The results of our study have several practical implications. Firstly, the utilization of blood donation mobile apps can be an effective strategy to engage and support blood donation efforts. Collaborating with other blood donation centers to develop and launch their own mobile apps, along with targeted campaigns, can help address the shortage of young blood donors.

Secondly, subjective norms play a crucial role in motivating blood donation and mobile app usage. Therefore, initiatives aimed at improving subjective norms and fostering a positive perception of blood donation can be highly effective. Promoting the positive impact of blood donation through various channels can help shape societal attitudes and encourage more individuals to participate.
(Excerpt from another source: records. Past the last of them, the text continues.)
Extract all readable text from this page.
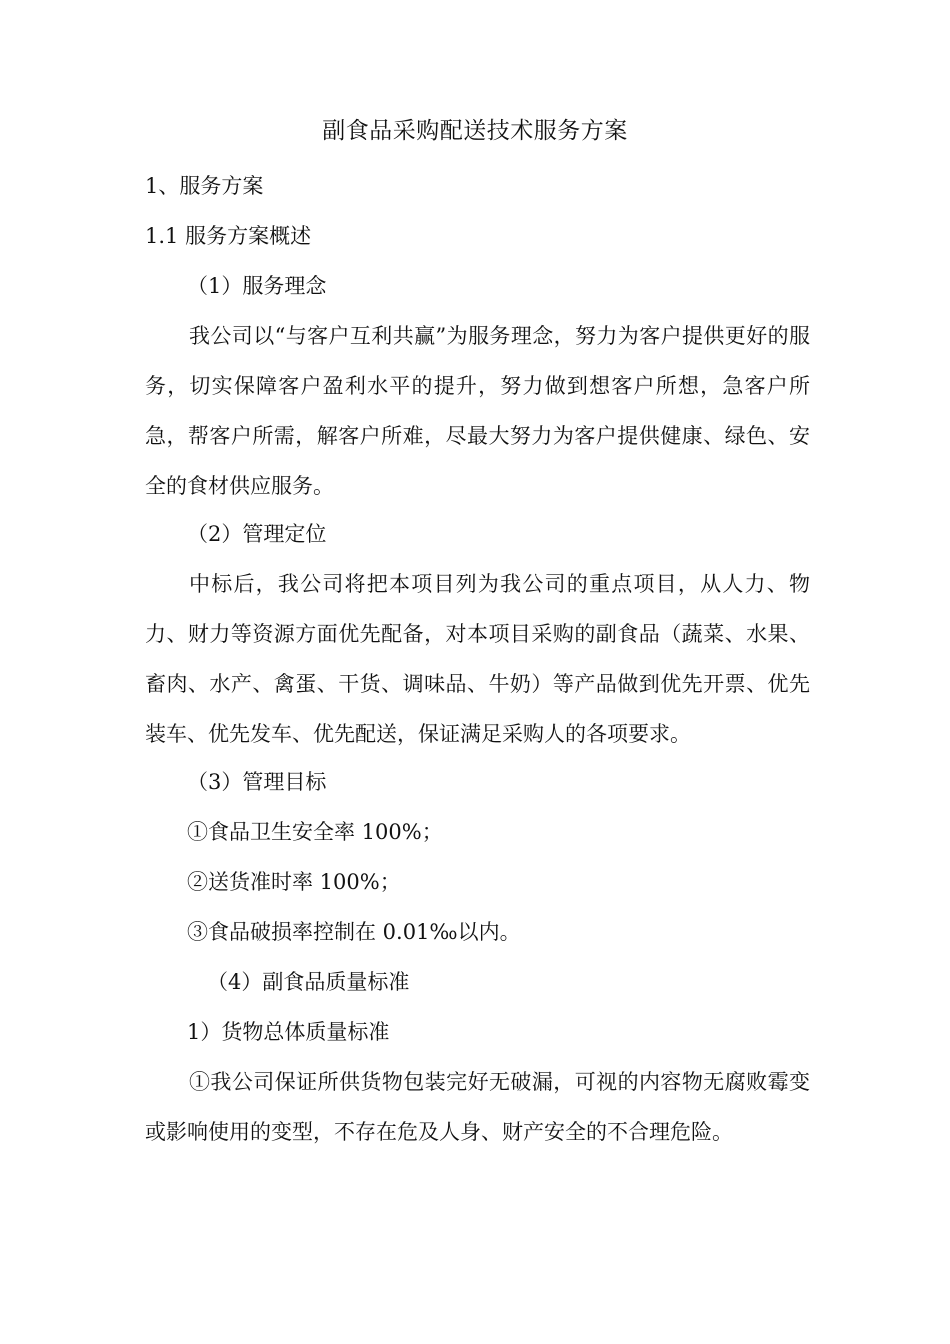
副食品采购配送技术服务方案
1、服务方案
1.1 服务方案概述
（1）服务理念
我公司以“与客户互利共赢”为服务理念，努力为客户提供更好的服务，切实保障客户盈利水平的提升，努力做到想客户所想，急客户所急，帮客户所需，解客户所难，尽最大努力为客户提供健康、绿色、安全的食材供应服务。
（2）管理定位
中标后，我公司将把本项目列为我公司的重点项目，从人力、物力、财力等资源方面优先配备，对本项目采购的副食品（蔬菜、水果、畜肉、水产、禽蛋、干货、调味品、牛奶）等产品做到优先开票、优先装车、优先发车、优先配送，保证满足采购人的各项要求。
（3）管理目标
①食品卫生安全率 100%；
②送货准时率 100%；
③食品破损率控制在 0.01‰以内。
（4）副食品质量标准
1）货物总体质量标准
①我公司保证所供货物包装完好无破漏，可视的内容物无腐败霉变或影响使用的变型，不存在危及人身、财产安全的不合理危险。
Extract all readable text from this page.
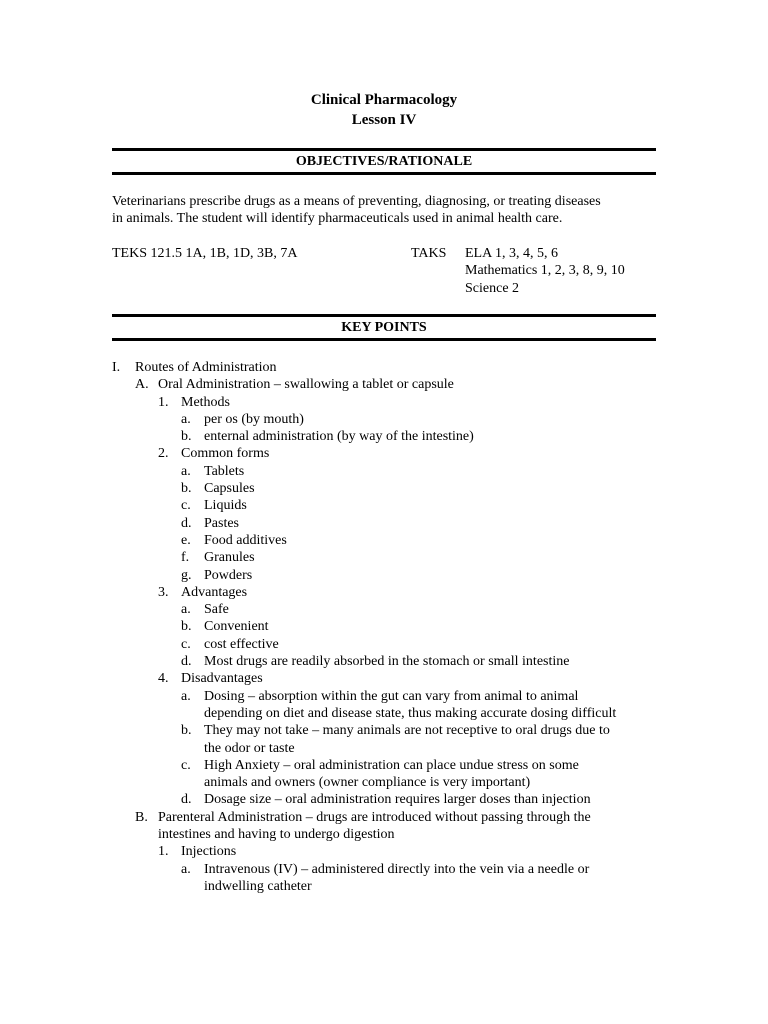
Clinical Pharmacology
Lesson IV
OBJECTIVES/RATIONALE
Veterinarians prescribe drugs as a means of preventing, diagnosing, or treating diseases
in animals. The student will identify pharmaceuticals used in animal health care.
TEKS 121.5 1A, 1B, 1D, 3B, 7A	TAKS ELA 1, 3, 4, 5, 6
Mathematics 1, 2, 3, 8, 9, 10
Science 2
KEY POINTS
I. Routes of Administration
A. Oral Administration – swallowing a tablet or capsule
1. Methods
a. per os (by mouth)
b. enternal administration (by way of the intestine)
2. Common forms
a. Tablets
b. Capsules
c. Liquids
d. Pastes
e. Food additives
f. Granules
g. Powders
3. Advantages
a. Safe
b. Convenient
c. cost effective
d. Most drugs are readily absorbed in the stomach or small intestine
4. Disadvantages
a. Dosing – absorption within the gut can vary from animal to animal
depending on diet and disease state, thus making accurate dosing difficult
b. They may not take – many animals are not receptive to oral drugs due to
the odor or taste
c. High Anxiety – oral administration can place undue stress on some
animals and owners (owner compliance is very important)
d. Dosage size – oral administration requires larger doses than injection
B. Parenteral Administration – drugs are introduced without passing through the
intestines and having to undergo digestion
1. Injections
a. Intravenous (IV) – administered directly into the vein via a needle or
indwelling catheter
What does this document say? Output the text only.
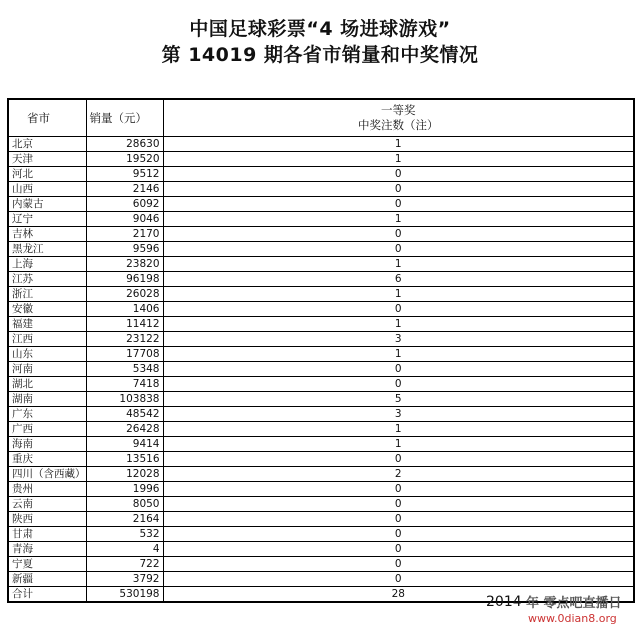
中国足球彩票“4 场进球游戏”
第 14019 期各省市销量和中奖情况
省市	销量（元）	一等奖
中奖注数（注）

北京	28630	1
天津	19520	1
河北	9512	0
山西	2146	0
内蒙古	6092	0
辽宁	9046	1
吉林	2170	0
黑龙江	9596	0
上海	23820	1
江苏	96198	6
浙江	26028	1
安徽	1406	0
福建	11412	1
江西	23122	3
山东	17708	1
河南	5348	0
湖北	7418	0
湖南	103838	5
广东	48542	3
广西	26428	1
海南	9414	1
重庆	13516	0
四川（含西藏）	12028	2
贵州	1996	0
云南	8050	0
陕西	2164	0
甘肃	532	0
青海	4	0
宁夏	722	0
新疆	3792	0
合计	530198	28
2014 年 零点吧直播日
www.0dian8.org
Lastly, considering that individuals with higher levels of education are more inclined to install blood donation apps, partnering with educational institutions presents a valuable opportunity to reach this demographic. Engaging high schools and universities in blood donation promotion and actively encouraging the younger generation to become blood donors can have a significant impact on increasing participation rates.

Conclusion

There is an urgent societal need to successfully recruit a younger generation (aged 18–39) of sustainable blood donors to complement and eventually replace the aging baby boomer generation. This requires novel approaches on both sides of the blood supply chain to create a sustainable blood donor base. Technological advancements have provided great potential for mobile apps to alter and improve blood donation recruitment and retention. Our systematic literature review of the current mobile applications that are used to track, attract, and retain donors indicates the importance of these mobile apps from both the donor's and the blood center's perspectives. The preliminary results of a pilot study, about the willingness of donors to use mobile apps as tools for encouraging blood donation, suggest a high level of adoption readiness among the younger generation.